6/6/18, 1:55 AM: Computer Vision: Bundle Adjustment
In the application of computer vision in 3D reconstruction, bundle adjustment is the optimization of various parameters relating to the reconstruction. Most understandably, we might want to optimize the 3D locations of viewed features and camera positions from a stereo reconstruction.

Optimization
Optimization implies that there is an error to minimize in a system. In this case, the system is the 3D reconstruction, containing all of the reconstructed points, and for simplicity of explanation, two camera positions that viewed the reconstructed points. The error in the system is a little less straightforward to explain.

To compute an error in the system, we must first be able to make a measurement, and compare it to an observation.

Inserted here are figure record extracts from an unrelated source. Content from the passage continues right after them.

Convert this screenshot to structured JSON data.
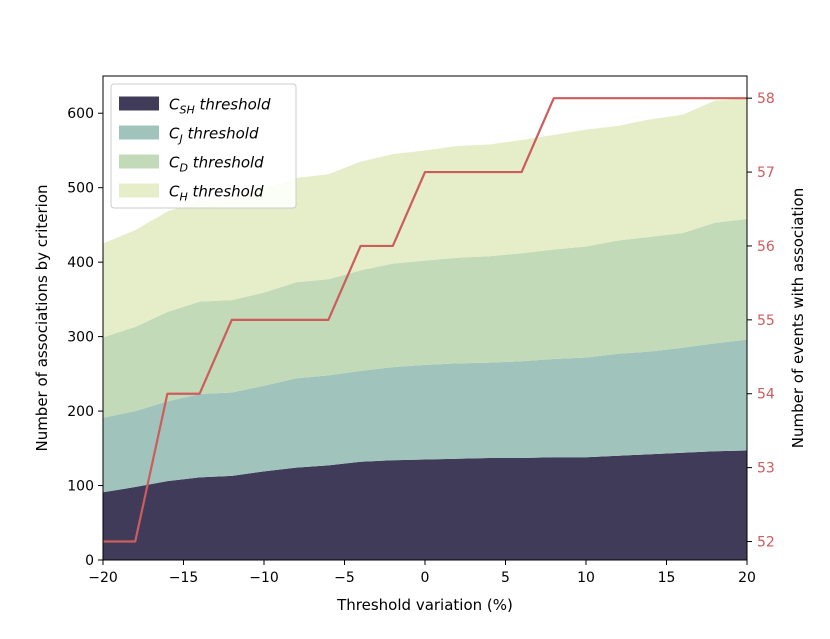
{
  "chart_data": {
    "type": "area",
    "stacked": true,
    "x": [
      -20,
      -18,
      -16,
      -14,
      -12,
      -10,
      -8,
      -6,
      -4,
      -2,
      0,
      2,
      4,
      6,
      8,
      10,
      12,
      14,
      16,
      18,
      20
    ],
    "xlabel": "Threshold variation (%)",
    "ylabel": "Number of associations by criterion",
    "y2label": "Number of events with association",
    "xlim": [
      -20,
      20
    ],
    "ylim": [
      0,
      650
    ],
    "y2lim": [
      51.75,
      58.3
    ],
    "xticks": [
      -20,
      -15,
      -10,
      -5,
      0,
      5,
      10,
      15,
      20
    ],
    "xtick_labels": [
      "−20",
      "−15",
      "−10",
      "−5",
      "0",
      "5",
      "10",
      "15",
      "20"
    ],
    "yticks": [
      0,
      100,
      200,
      300,
      400,
      500,
      600
    ],
    "y2ticks": [
      52,
      53,
      54,
      55,
      56,
      57,
      58
    ],
    "legend_position": "top-left",
    "grid": false,
    "series": [
      {
        "key": "csh",
        "name": "C",
        "subscript": "SH",
        "suffix": " threshold",
        "color": "#413b5a",
        "values": [
          91,
          98,
          106,
          111,
          113,
          119,
          124,
          127,
          132,
          134,
          135,
          136,
          137,
          137,
          138,
          138,
          140,
          142,
          144,
          146,
          147
        ]
      },
      {
        "key": "cj",
        "name": "C",
        "subscript": "J",
        "suffix": " threshold",
        "color": "#a0c4bc",
        "values": [
          100,
          102,
          107,
          112,
          112,
          115,
          120,
          121,
          122,
          125,
          127,
          128,
          128,
          130,
          132,
          134,
          137,
          138,
          141,
          145,
          149
        ]
      },
      {
        "key": "cd",
        "name": "C",
        "subscript": "D",
        "suffix": " threshold",
        "color": "#c2dab8",
        "values": [
          108,
          113,
          120,
          124,
          124,
          125,
          129,
          129,
          135,
          139,
          140,
          142,
          143,
          145,
          147,
          149,
          152,
          154,
          154,
          162,
          162
        ]
      },
      {
        "key": "ch",
        "name": "C",
        "subscript": "H",
        "suffix": " threshold",
        "color": "#e5eec9",
        "values": [
          126,
          130,
          135,
          135,
          136,
          140,
          140,
          141,
          146,
          147,
          148,
          150,
          150,
          152,
          154,
          157,
          154,
          158,
          159,
          164,
          162
        ]
      }
    ],
    "step_series": {
      "name": "Number of events with association",
      "axis": "right",
      "color": "#cd5c5c",
      "x": [
        -20,
        -18,
        -16,
        -14,
        -12,
        -10,
        -8,
        -6,
        -4,
        -2,
        0,
        2,
        4,
        6,
        8,
        10,
        12,
        14,
        16,
        18,
        20
      ],
      "values": [
        52,
        52,
        54,
        54,
        55,
        55,
        55,
        55,
        56,
        56,
        57,
        57,
        57,
        57,
        58,
        58,
        58,
        58,
        58,
        58,
        58
      ]
    }
  }
}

The measurement to be made here is the triangulated position of features viewed by both cameras. Via triangulation, a 3D position of a feature can be found, given the location estimates of both cameras, and the bearing of the 3D feature from the cameras, obtained using 2D image coordinates. Several of these 3D points are measured, by iteratively matching 2D image features, and then triangulating their 3D positions. The 3D point locations are computed assuming the matches, camera locations, and 2D image coordinates are accurate, which they are exactly not, and this is where the error arises. How the error is measured is fairly straightforward. The (probably inaccurate) estimates of camera poses are known, and their calibration matrices are known, so their projection matrix estimates are known. One may then project a reconstructed 3D point back onto the image plane of both cameras (one at a time for now).

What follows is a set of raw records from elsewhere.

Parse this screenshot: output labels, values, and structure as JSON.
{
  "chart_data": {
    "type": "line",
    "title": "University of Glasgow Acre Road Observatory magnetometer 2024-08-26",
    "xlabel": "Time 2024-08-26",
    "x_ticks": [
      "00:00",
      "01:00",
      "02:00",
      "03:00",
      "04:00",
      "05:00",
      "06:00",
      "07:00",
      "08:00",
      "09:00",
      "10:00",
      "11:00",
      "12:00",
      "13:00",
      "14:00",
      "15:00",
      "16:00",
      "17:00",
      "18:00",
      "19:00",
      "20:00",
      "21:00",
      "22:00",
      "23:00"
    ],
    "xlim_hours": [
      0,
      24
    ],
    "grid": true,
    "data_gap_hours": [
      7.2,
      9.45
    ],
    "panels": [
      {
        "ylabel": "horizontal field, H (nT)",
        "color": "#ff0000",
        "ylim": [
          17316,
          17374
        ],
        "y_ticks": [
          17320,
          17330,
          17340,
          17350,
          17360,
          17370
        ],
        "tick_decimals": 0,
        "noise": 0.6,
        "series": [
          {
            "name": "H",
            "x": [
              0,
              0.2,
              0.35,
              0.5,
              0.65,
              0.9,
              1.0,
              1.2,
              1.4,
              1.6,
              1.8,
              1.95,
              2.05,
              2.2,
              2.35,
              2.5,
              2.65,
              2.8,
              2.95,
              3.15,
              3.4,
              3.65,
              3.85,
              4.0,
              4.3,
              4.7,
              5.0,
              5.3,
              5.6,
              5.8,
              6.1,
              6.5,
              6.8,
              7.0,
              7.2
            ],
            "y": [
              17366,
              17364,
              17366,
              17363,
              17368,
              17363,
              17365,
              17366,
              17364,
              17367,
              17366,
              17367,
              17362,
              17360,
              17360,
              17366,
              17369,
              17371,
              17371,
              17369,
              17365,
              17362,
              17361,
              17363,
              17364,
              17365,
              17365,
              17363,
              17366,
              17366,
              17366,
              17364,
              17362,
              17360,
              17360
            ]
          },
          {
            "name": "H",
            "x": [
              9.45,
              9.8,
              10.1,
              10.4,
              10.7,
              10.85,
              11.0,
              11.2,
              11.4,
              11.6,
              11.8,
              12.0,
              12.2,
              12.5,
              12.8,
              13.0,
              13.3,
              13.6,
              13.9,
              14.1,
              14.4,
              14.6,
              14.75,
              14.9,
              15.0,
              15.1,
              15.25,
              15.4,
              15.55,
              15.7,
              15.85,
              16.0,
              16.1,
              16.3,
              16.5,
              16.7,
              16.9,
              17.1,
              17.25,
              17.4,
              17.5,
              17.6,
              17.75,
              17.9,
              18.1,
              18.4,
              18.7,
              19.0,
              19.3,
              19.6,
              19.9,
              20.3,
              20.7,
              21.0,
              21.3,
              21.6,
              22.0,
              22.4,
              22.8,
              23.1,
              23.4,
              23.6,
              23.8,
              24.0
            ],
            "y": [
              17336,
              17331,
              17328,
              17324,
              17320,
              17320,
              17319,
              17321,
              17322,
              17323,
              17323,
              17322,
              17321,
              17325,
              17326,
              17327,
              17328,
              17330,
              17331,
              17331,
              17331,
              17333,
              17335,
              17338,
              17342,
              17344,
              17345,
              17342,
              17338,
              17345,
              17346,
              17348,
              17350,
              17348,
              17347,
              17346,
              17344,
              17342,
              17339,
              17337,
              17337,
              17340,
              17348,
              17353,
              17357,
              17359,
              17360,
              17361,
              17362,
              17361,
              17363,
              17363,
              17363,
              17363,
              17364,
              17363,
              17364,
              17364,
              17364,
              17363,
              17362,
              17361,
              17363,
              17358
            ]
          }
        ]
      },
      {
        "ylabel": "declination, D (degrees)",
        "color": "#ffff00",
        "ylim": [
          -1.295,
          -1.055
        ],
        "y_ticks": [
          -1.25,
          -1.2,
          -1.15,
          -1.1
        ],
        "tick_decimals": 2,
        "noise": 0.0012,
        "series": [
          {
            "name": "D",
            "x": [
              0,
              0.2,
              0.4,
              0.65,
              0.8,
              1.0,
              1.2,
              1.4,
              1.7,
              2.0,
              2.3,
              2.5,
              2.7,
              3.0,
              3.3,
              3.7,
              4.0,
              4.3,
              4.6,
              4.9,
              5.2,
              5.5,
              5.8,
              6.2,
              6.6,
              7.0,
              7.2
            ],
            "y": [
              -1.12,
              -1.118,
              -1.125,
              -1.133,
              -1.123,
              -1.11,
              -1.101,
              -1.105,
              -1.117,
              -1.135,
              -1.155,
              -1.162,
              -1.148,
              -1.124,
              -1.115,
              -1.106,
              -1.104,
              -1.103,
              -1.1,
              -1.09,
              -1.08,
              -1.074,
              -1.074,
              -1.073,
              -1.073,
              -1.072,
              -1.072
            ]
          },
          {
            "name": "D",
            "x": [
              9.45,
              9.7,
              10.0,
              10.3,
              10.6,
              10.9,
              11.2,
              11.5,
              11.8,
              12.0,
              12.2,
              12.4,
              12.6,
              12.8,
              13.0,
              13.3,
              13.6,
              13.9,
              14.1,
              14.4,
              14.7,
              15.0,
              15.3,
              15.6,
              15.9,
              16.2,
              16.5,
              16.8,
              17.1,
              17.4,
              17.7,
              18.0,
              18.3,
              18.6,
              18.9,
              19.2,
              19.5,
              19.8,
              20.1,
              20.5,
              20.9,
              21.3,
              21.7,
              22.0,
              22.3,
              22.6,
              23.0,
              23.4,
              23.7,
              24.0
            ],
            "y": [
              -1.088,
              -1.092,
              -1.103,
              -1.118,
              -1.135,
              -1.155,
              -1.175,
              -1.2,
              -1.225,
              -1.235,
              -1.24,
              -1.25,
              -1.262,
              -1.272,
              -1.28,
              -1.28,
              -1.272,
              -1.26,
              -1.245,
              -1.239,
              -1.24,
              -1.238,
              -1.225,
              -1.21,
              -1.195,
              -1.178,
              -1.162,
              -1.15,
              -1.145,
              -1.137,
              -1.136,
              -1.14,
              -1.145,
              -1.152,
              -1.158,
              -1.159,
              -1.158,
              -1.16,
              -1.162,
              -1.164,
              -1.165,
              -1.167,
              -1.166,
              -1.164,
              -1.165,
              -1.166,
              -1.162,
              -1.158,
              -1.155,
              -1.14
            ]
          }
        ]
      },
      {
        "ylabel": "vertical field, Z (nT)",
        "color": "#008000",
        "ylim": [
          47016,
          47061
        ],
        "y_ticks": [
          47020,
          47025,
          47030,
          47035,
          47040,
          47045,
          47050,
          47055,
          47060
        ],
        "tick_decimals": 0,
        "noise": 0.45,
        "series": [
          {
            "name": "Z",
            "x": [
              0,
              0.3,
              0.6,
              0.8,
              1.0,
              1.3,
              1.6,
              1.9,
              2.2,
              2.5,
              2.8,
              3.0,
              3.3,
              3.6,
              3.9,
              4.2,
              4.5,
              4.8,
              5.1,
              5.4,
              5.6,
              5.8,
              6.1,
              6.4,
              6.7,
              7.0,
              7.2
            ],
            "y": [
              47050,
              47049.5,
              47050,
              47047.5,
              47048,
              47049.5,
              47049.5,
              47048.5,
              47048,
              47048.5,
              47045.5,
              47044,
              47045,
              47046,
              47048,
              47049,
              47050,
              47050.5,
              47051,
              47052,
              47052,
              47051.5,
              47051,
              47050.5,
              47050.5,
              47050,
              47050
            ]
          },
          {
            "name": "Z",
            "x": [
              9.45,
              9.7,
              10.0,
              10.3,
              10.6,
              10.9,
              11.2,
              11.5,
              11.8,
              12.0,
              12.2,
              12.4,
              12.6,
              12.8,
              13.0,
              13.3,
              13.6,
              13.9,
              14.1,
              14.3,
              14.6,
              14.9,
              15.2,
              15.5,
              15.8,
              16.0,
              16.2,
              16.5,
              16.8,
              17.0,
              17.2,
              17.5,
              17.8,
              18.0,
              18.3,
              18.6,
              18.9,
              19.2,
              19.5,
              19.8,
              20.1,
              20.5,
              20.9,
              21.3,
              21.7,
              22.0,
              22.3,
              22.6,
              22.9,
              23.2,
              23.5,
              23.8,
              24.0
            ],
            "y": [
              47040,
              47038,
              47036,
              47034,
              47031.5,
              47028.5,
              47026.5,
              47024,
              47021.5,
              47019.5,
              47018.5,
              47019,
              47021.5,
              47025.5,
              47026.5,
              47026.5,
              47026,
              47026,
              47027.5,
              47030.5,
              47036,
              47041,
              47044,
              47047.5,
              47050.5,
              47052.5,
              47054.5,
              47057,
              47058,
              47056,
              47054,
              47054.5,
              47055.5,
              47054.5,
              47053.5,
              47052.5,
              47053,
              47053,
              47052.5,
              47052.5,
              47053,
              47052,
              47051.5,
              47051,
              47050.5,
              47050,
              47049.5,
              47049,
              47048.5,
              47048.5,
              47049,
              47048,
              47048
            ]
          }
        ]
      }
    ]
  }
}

Certainly, because of the assumptions that the triangulation process makes about the accuracy of the parameters passed to it, a 3D point reprojected back onto the image plane will not lie exactly on its parent 2D feature. This disparity is called the reprojection error and it is the error we seek to minimize. This reprojection error is summed up analytically for all the 3D features seen in all camera frames, a bundle of camera frames and hence it gets its name, bundle adjustment. The differential of this function is then the cost function, and is used in a minimization problem. For the curious, this is a task well suited for an optimization library, something like Ceres-Solver (BSD licensed), by google.

Parameters
In order to obtain the cost functor for one observation of a 3D feature, the following parameters are required:
1. Focal length
2. Distortion parameters
3. 3D View pose (translation, rotation)
4. 3D Feature position (translation)
5. 2D Feature position

The first four parameters are for computing the projected 2D feature position on the image plane that had observed the 3D feature. The last parameter is an immutable (unchangeable) parameter for comparison, and computation of the reprojection error. Detection of a 2D feature is the least unstable, and is thus used as some kind of ground truth to compare the measurement against.

A unique observation is made when a camera sees and recognizes a 3D point in the reconstruction from the 2D features in the image it contains. Hence, for each 3D point that is seen by each camera, an observation consisting of a unique combination of the above parameters exists.

For example, 3 3D features are seen and shared by two camera frames. Then, 6 different combination of the above 5 parameters exist.